By: Zoe Day | News Editor
September 27, 2017
Bright and early on the morning of Saturday, September 16th, a group of San Clemente’s most environmentally-conscious citizens rallied along the coast to pore over the beaches, removing the trash that simultaneously threatens marine life and jeopardizes the well-being of the ecosystem. Every year, International Coastal Cleanup Day inspires environmental groups and clubs all over the world to lead beach cleanups in their communities. In San Clemente, Team Zissou and Blue Oceans Club collaborated with SC Beach Conservation this year to organize the event and provided volunteers with supplies for the cleanup.
Volunteers spent hours walking along the beaches at T-Street, the pier, and Calafia, just to name a few, collecting pieces of trash half-buried in the sand. Items collected included everything from cigarette butts to plastic water bottles, and even a few weird finds, like a toothbrush!
Local beach cleanups are a great way to spread awareness for the importance of taking care of our environment and respecting our beaches. Pollution caused by runoff and littering poses a major threat to marine life and the quality of our beaches. Clubs like Team Zissou and Blue Oceans Club organize regular beach cleanups on a monthly basis to involve students in this environmental endeavor.
Erika Hunting, senior at SCHS and president of Blue Oceans Club, reflected that “the cleanup was definitely successful. One of the most important things is being able to raise awareness for microplastics on the beach.” Erika was happy to see how many people wanted to come and be apart of the event.
The International Coastal Cleanup Day beach cleanup attracted many volunteers ready to do their part in keeping our beaches clean and beautiful. Among these volunteers were Kiana and Alika Ting, members of Blue Oceans Club. Senior Kiana Ting explained that “as people who live so close to the beach and spend so much time there, we need to pick up after ourselves.” Kiana moved back to San Clemente from Taiwan right before her junior year, where she noted that “whenever [her] family would go to the beach, it was littered with trash. Seeing how they treated their beaches was heartbreaking.” Now, Kiana makes it a priority to preserve our beaches and treasure them for everything that they are.
Jackson Hinkle, Team Zissou president and senior at SCHS, agreed that it was “amazing to see San Clemente youth out there making a difference.”

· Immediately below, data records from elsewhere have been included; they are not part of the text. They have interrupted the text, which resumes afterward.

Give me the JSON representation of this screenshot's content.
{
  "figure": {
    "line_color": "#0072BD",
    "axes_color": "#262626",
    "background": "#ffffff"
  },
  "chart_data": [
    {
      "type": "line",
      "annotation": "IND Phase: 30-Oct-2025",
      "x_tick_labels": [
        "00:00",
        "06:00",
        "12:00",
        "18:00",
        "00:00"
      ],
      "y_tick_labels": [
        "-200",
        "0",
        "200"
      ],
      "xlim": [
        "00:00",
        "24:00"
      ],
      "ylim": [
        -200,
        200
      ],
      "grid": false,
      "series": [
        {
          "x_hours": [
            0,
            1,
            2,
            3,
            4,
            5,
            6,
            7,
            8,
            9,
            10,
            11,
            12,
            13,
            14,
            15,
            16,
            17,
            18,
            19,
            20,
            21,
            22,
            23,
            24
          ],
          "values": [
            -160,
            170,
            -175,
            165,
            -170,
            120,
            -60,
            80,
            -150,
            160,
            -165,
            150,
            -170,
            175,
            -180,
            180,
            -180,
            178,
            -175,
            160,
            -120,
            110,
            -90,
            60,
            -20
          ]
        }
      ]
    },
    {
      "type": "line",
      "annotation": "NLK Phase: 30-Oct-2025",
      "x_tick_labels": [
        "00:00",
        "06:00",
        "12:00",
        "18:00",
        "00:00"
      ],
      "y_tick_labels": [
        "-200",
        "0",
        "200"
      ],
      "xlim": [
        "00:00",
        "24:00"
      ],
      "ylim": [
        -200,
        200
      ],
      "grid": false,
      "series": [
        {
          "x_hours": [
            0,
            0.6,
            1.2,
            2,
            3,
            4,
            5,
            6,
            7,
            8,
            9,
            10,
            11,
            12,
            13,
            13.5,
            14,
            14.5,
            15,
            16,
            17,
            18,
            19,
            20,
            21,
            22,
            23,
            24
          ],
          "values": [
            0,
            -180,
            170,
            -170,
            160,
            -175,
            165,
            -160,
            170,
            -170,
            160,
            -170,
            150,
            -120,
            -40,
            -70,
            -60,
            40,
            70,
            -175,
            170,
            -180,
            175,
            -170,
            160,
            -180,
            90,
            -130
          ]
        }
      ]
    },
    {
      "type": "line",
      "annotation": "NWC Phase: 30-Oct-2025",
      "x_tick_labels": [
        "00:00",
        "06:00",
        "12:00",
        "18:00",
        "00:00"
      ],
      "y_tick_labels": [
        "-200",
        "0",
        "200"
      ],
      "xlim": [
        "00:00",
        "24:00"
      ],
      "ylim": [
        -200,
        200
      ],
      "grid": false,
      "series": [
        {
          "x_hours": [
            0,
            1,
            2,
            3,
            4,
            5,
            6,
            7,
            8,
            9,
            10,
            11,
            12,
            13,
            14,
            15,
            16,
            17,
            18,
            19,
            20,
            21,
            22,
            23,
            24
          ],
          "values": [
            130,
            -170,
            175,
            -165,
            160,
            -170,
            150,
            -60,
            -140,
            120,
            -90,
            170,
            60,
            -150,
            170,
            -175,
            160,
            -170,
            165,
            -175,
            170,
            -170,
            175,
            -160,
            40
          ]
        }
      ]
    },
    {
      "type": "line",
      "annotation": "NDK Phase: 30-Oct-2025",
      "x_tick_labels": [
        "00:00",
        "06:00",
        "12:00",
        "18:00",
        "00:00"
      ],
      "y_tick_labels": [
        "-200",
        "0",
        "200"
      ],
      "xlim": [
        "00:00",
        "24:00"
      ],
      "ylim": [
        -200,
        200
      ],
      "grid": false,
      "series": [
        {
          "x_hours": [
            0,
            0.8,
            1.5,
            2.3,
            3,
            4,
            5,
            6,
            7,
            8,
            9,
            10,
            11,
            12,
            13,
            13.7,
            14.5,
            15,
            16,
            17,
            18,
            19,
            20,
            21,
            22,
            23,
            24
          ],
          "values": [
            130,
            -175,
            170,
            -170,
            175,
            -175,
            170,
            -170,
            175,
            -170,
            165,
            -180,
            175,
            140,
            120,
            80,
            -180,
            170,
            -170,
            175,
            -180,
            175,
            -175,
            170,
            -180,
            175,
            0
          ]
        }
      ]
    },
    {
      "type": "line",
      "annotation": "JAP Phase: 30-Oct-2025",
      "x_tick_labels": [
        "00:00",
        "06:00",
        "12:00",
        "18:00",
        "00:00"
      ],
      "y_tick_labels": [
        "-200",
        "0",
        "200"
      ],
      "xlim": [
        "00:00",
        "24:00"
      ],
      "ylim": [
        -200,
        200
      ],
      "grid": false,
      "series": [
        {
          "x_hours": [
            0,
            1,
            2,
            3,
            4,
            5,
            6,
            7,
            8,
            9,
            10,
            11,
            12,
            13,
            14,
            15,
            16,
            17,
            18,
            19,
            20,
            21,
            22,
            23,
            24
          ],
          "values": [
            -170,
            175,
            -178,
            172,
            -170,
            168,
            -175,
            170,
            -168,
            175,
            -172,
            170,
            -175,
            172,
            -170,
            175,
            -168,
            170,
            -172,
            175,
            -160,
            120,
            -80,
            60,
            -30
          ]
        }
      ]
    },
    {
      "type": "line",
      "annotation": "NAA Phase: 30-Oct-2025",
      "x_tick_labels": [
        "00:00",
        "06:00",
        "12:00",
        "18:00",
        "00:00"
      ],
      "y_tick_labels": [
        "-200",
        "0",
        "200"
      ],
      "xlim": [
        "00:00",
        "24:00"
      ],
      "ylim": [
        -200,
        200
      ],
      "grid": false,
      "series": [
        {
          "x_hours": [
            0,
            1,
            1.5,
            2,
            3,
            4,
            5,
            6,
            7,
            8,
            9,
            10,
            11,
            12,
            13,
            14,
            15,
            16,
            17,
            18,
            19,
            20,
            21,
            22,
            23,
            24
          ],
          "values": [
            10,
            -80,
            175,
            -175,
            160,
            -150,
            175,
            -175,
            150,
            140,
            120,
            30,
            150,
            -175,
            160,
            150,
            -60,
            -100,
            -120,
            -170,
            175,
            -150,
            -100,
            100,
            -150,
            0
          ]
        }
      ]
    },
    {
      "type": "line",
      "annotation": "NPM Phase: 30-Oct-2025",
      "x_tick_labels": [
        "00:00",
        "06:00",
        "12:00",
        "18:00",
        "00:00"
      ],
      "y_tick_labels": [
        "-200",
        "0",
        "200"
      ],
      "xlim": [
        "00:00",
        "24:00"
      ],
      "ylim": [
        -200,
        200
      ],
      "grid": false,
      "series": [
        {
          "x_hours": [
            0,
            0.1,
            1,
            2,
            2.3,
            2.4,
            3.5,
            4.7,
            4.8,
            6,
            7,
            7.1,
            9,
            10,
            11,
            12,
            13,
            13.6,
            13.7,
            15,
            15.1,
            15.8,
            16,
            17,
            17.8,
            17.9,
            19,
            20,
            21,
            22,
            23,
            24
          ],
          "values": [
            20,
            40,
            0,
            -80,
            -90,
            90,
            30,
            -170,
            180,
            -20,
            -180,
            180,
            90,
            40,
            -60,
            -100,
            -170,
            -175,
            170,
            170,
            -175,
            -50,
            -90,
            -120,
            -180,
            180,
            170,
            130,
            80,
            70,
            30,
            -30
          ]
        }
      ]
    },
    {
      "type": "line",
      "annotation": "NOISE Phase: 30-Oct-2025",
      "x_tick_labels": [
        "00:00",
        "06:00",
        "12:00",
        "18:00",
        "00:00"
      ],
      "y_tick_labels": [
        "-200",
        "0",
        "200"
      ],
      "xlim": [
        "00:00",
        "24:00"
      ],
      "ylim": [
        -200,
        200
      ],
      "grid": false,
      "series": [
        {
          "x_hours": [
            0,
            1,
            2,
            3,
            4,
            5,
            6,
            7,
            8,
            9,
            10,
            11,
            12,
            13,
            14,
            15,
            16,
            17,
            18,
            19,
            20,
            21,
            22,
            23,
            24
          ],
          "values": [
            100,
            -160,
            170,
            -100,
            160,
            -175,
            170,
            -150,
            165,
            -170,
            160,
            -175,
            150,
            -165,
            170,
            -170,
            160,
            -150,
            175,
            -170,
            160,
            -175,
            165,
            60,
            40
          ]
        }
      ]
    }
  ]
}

The smallest pieces of trash, like microplastics and pieces of styrofoam, can pose the biggest threat to marine life. Most of us can agree that beach cleanups are an essential task for any town along the coast. We can all join the effort to protect our oceans and preserve the beauty of our beaches, whether by participating in the next beach cleanup or simply picking up a piece of trash while walking in the sand.